Leveraging Centralisation

by Jonathon Traer-Clark, Treasury Practitioner Executive, Global Transaction Services EMEA, Bank of America Merrill Lynch and Bruce Meuli, Global Business Solutions Engagement Executive, Global Transaction Services EMEA, Bank of America Merrill Lynch

Over the past decade, many large corporates have concentrated functions, such as foreign exchange (FX), risk management, and corporate finance, or created structures such as an in-house bank, in order to improve visibility, control and efficiency. Often these developments have been eased or triggered by corresponding innovation in the banking sector, broader improvements in connectivity such as SWIFT, and common standards, such as ISO 20022.

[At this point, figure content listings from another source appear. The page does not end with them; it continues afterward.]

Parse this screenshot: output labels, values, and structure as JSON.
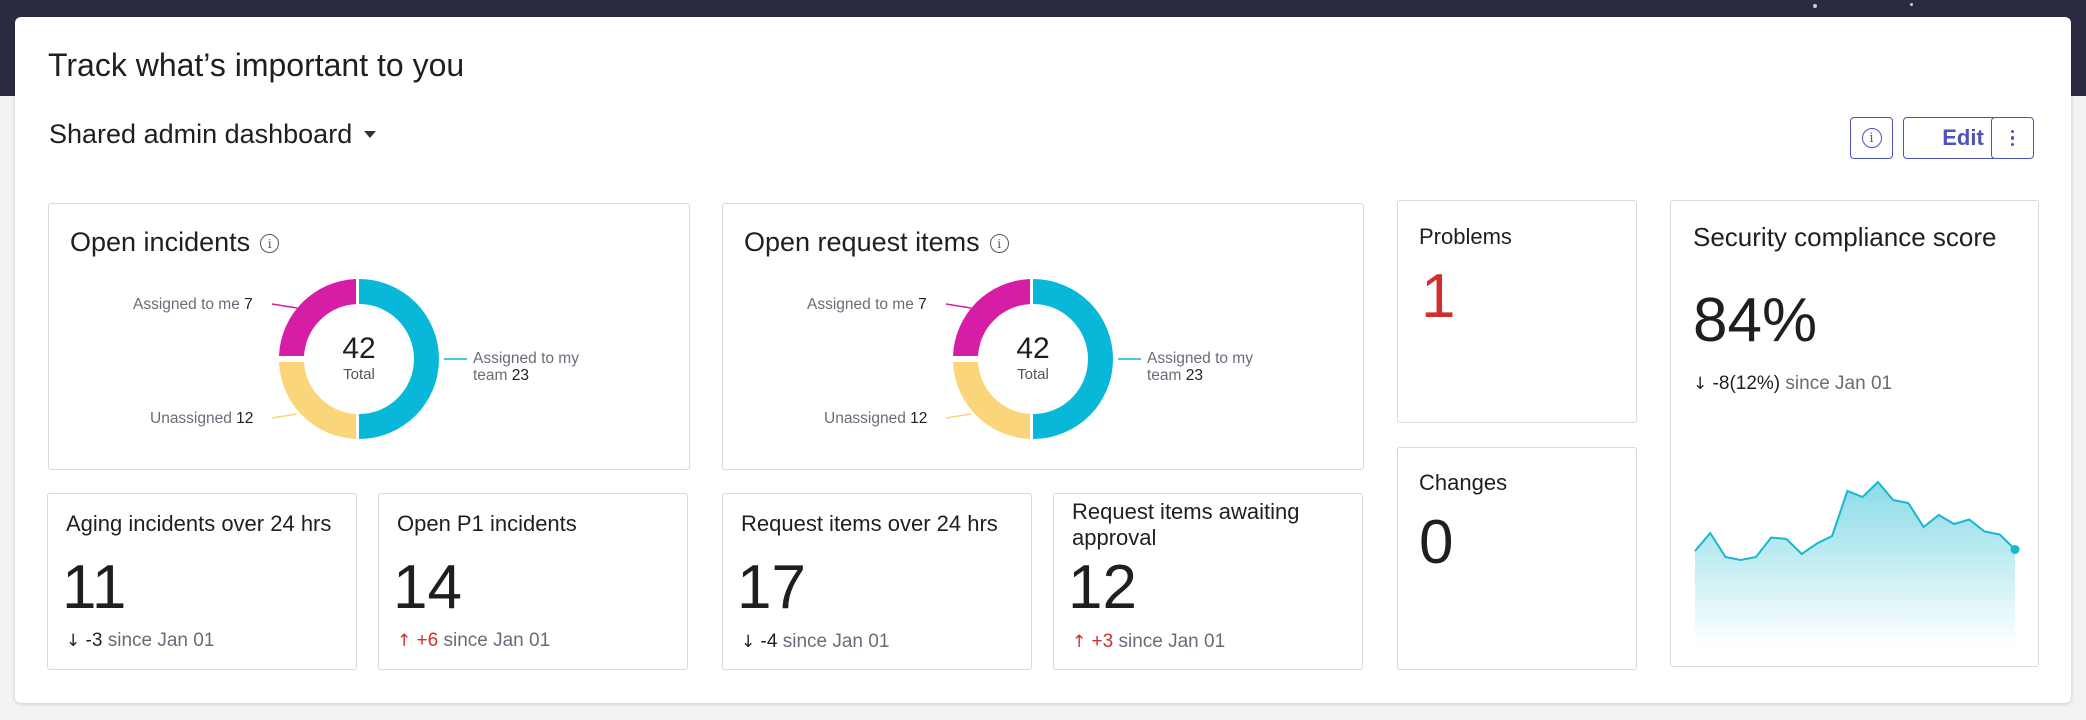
{
  "page": {
    "title": "Track what’s important to you",
    "dashboard_name": "Shared admin dashboard",
    "edit_label": "Edit"
  },
  "colors": {
    "accent": "#4f52bd",
    "donut_team": "#09b8d9",
    "donut_me": "#d51da5",
    "donut_unassigned": "#fad57a",
    "negative_red": "#d12f2f",
    "spark_line": "#16b7cf"
  },
  "open_incidents": {
    "title": "Open incidents",
    "total": "42",
    "total_label": "Total",
    "assigned_me_label": "Assigned to me",
    "assigned_me": "7",
    "assigned_team_label_1": "Assigned to my",
    "assigned_team_label_2": "team",
    "assigned_team": "23",
    "unassigned_label": "Unassigned",
    "unassigned": "12"
  },
  "open_request_items": {
    "title": "Open request items",
    "total": "42",
    "total_label": "Total",
    "assigned_me_label": "Assigned to me",
    "assigned_me": "7",
    "assigned_team_label_1": "Assigned to my",
    "assigned_team_label_2": "team",
    "assigned_team": "23",
    "unassigned_label": "Unassigned",
    "unassigned": "12"
  },
  "aging_incidents": {
    "title": "Aging incidents over 24 hrs",
    "value": "11",
    "arrow": "↓",
    "delta": "-3",
    "since": "since Jan 01"
  },
  "open_p1": {
    "title": "Open P1 incidents",
    "value": "14",
    "arrow": "↑",
    "delta": "+6",
    "since": "since Jan 01"
  },
  "request_items_24": {
    "title": "Request items over 24 hrs",
    "value": "17",
    "arrow": "↓",
    "delta": "-4",
    "since": "since Jan 01"
  },
  "request_awaiting": {
    "title_1": "Request items awaiting",
    "title_2": "approval",
    "value": "12",
    "arrow": "↑",
    "delta": "+3",
    "since": "since Jan 01"
  },
  "problems": {
    "title": "Problems",
    "value": "1"
  },
  "changes": {
    "title": "Changes",
    "value": "0"
  },
  "security": {
    "title": "Security compliance score",
    "value": "84%",
    "arrow": "↓",
    "delta": "-8",
    "delta_pct": "(12%)",
    "since": "since Jan 01",
    "sparkline": [
      40,
      52,
      36,
      34,
      36,
      49,
      48,
      38,
      45,
      50,
      80,
      76,
      86,
      74,
      72,
      56,
      64,
      58,
      61,
      53,
      51,
      41
    ]
  }
}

Once established, many companies have further considered how their strategy should evolve in the future and how the visibility, control and efficiency established by centralisation can be effectively leveraged. As treasury becomes more strategic, it is increasingly called on not only to manage cash but also to oversee and govern broader capital sources – such as working capital – across the organisation. Furthermore, while treasury retains responsibility for day-to-day financial operations, corporates increasingly rely on its financial acumen to help determine the most effective deployment of capital.

An appropriate aspiration

All corporates can aspire to leveraging the capabilities and knowledge of treasury more widely across the organisation because of the risk management, efficiency and other benefits it can deliver. However, not all companies wish to extend the remit of treasury: finance may have ownership of working capital and capital deployment and the company may be satisfied with these arrangements.